For about 35 years I prowled various dark corners of the advertising/PR/marketing world, a place that’s governed by deadlines. To maintain my sanity, and to feel that I might contribute something to the world, I started writing cultural journalism as a newspaper freelancer. Both of those paths have come to an end (though I’m keeping my fingers crossed about my newspaper gig returning), but I still crave the adrenaline rush of a deadline. Like caffeine, a deadline is a stressor I simply can’t seem to live without.

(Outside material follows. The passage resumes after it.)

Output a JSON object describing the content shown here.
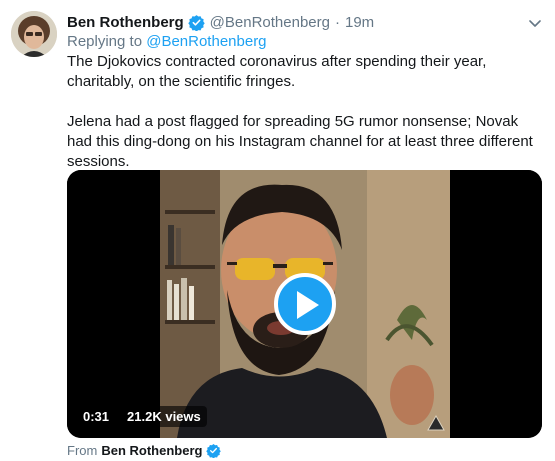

To be sure, I’m still writing. That much can be confirmed by scrolling through this blog, but somehow, blogging didn’t satisfy the way bylines did. So I went looking for some, and I found Rob Shepherd, publisher of PostGenre Media, through my membership in the Jazz Journalists Association. Through Rob’s kindness, I’ve published three reviews there with more on the way. You can read them here.

All About Jazz has been around a long time, but I never thought of asking to write for it. A few weeks ago, with the encouragement of Mark Corotto, an AAJ contributor whose Xeroxed newsletter published my first jazz writing a very long time ago, I joined the AAJ staff. My first review for the site, of Dafnis Prieto’s “Transparency,” can be read here.

I’m very grateful to have the opportunity to publish in places that are not, well, this place. No, I’m not going to give up the blog. And who knows, these new writing assignments might unleash a flood of creativity that will spill over to let’s call this. That’s the kind of motivation a bunch of deadlines can provide.